When Jerry Bridges says we must “preach the Gospel to ourselves everyday” he is not urging us to do this as some sort of rah-rah pep talk to make us witness more, he means we, already saved by grace, still should be aware of our need for grace for our sins each day. The Pharisee in me is still in there and will pop out at any time. And I am more like the Pharisee in the text above, or like the elder brother in the prodigal son story, than I’d like to admit.
But it gets worse. What if I was more like the younger brother? That would keep me safe, wouldn’t it? Perhaps. But the desire to think you are better than another is inherent in our sin-filled nature. And you know the joke of the matter? One of the easiest ways to think that thought is to recognize real sin in others. Think for a minute of the end of the story above. What if the tax collector, hearing the praise from Jesus, takes it to heart? How far a leap is it to say “I am sure glad I am not a self-righteous hypocrite like that Pharisee.”? And as soon as that thought would go through his mind, he would be just such a hypocrite.

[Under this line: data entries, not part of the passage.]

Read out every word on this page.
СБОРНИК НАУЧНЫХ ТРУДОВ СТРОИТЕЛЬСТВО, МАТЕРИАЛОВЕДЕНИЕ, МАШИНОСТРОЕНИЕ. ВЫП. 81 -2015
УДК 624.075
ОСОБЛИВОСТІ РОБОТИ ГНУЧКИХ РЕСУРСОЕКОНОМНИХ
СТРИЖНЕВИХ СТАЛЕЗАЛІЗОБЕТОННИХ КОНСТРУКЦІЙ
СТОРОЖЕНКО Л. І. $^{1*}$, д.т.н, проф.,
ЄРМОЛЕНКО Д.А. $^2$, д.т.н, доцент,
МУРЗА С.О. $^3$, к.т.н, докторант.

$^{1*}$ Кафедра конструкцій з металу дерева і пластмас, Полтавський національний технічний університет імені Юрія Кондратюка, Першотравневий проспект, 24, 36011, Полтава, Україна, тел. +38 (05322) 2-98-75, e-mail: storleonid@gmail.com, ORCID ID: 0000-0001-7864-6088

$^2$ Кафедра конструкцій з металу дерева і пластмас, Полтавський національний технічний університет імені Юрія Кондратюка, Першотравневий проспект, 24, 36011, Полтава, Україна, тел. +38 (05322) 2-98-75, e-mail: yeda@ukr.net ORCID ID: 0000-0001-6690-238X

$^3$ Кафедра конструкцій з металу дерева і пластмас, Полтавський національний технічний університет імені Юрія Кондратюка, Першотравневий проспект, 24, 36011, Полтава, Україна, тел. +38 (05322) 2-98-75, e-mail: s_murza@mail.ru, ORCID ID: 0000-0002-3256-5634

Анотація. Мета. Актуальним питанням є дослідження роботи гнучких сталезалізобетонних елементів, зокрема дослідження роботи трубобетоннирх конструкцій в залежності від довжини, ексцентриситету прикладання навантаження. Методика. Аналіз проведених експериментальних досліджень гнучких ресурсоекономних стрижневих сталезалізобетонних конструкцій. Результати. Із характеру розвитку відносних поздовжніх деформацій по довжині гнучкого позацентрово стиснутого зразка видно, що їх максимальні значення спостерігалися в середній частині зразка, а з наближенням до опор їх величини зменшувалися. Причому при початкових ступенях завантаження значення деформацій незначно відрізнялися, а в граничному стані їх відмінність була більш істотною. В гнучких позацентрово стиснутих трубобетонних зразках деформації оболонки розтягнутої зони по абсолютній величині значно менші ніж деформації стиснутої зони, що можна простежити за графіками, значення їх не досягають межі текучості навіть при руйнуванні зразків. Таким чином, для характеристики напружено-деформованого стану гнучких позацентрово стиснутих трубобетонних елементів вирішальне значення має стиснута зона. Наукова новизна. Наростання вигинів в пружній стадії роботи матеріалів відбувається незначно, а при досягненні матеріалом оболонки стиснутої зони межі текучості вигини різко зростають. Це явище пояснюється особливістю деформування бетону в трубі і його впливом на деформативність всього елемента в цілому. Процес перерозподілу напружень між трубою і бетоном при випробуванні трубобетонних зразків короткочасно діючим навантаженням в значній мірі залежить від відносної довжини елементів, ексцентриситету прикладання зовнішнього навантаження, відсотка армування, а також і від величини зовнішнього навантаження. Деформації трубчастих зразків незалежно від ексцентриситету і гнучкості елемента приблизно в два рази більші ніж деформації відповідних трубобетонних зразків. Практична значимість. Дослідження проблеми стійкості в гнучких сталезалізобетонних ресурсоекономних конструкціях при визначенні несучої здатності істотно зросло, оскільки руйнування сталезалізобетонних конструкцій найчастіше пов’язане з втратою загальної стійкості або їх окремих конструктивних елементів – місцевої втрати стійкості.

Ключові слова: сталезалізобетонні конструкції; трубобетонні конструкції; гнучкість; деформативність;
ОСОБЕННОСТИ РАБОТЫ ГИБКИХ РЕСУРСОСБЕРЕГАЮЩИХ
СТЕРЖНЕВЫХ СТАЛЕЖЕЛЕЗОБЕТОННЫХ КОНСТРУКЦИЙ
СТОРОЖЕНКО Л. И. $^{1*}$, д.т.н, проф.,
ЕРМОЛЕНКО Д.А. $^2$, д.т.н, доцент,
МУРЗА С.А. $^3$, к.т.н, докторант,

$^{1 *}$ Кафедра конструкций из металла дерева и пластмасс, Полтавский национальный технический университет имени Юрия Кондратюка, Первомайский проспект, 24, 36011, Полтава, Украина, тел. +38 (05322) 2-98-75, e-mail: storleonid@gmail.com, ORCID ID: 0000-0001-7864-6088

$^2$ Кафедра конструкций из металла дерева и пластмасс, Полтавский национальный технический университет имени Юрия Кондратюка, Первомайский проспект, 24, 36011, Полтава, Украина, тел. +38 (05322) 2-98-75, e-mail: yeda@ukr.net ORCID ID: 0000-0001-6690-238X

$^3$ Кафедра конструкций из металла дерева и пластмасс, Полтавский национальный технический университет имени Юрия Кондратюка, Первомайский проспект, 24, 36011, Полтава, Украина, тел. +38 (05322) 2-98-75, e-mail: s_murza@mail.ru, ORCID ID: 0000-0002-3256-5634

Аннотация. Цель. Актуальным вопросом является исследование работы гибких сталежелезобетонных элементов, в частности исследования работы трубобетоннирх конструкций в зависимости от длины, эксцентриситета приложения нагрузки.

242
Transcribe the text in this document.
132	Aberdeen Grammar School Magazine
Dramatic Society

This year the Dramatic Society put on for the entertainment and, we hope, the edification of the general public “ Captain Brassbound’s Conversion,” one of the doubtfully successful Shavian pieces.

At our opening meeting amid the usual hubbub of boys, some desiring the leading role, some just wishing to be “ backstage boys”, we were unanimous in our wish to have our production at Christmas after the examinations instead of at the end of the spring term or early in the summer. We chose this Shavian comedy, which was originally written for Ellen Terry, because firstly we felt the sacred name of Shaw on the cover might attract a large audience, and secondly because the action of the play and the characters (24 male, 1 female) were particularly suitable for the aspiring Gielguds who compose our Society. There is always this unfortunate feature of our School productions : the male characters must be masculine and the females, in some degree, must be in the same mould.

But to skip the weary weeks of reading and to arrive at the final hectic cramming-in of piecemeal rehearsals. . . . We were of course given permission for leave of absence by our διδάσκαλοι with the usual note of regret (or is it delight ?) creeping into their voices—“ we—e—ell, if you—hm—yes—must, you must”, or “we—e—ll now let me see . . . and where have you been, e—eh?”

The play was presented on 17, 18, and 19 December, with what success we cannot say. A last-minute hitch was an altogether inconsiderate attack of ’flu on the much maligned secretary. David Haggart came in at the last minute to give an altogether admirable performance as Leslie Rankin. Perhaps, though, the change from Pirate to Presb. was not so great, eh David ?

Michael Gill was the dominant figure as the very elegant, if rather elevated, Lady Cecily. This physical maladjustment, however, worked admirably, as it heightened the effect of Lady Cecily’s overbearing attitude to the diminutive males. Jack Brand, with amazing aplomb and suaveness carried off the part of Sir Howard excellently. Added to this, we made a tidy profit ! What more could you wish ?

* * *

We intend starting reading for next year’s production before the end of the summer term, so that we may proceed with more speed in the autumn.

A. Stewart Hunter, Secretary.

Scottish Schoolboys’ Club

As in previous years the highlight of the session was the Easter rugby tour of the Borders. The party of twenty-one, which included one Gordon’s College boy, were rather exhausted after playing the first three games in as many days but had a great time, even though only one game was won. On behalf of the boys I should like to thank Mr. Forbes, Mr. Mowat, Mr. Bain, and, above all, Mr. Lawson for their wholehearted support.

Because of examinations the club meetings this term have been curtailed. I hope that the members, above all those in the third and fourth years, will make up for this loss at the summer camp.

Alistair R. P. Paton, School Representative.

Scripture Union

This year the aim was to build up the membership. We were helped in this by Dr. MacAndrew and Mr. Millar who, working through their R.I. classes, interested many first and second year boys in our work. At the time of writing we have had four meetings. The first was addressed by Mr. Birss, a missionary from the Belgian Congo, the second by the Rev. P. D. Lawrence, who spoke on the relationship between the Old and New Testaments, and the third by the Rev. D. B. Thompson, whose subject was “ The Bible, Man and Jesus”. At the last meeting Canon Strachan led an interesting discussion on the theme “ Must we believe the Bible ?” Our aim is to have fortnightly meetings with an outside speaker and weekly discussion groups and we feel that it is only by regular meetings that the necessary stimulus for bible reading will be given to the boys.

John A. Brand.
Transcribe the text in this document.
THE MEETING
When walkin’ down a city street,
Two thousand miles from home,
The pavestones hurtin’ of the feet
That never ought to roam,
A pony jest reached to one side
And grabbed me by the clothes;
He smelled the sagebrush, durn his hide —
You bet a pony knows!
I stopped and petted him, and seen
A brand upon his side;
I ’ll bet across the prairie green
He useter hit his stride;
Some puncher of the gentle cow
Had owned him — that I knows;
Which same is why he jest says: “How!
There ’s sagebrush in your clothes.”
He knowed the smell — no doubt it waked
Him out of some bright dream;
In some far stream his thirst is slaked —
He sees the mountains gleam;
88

Those of us who preach grace live this tension daily. As soon as the warnings about legalism leave our lips we stand at the edge of falling into the exact same sin. So great is our sinfulness that it is all but inevitable we will do some comparative judging of each other. The good news is not that we get gradually better, gradually less in need of grace day-by-day. It is that God’s grace is always available, and always “grace that is greater than all my sin.”
Yes, there is a Pharisee in me and no matter how many times I try, he won’t go away. My determination to kill him off can’t do the job. But, thank God, His grace is greater.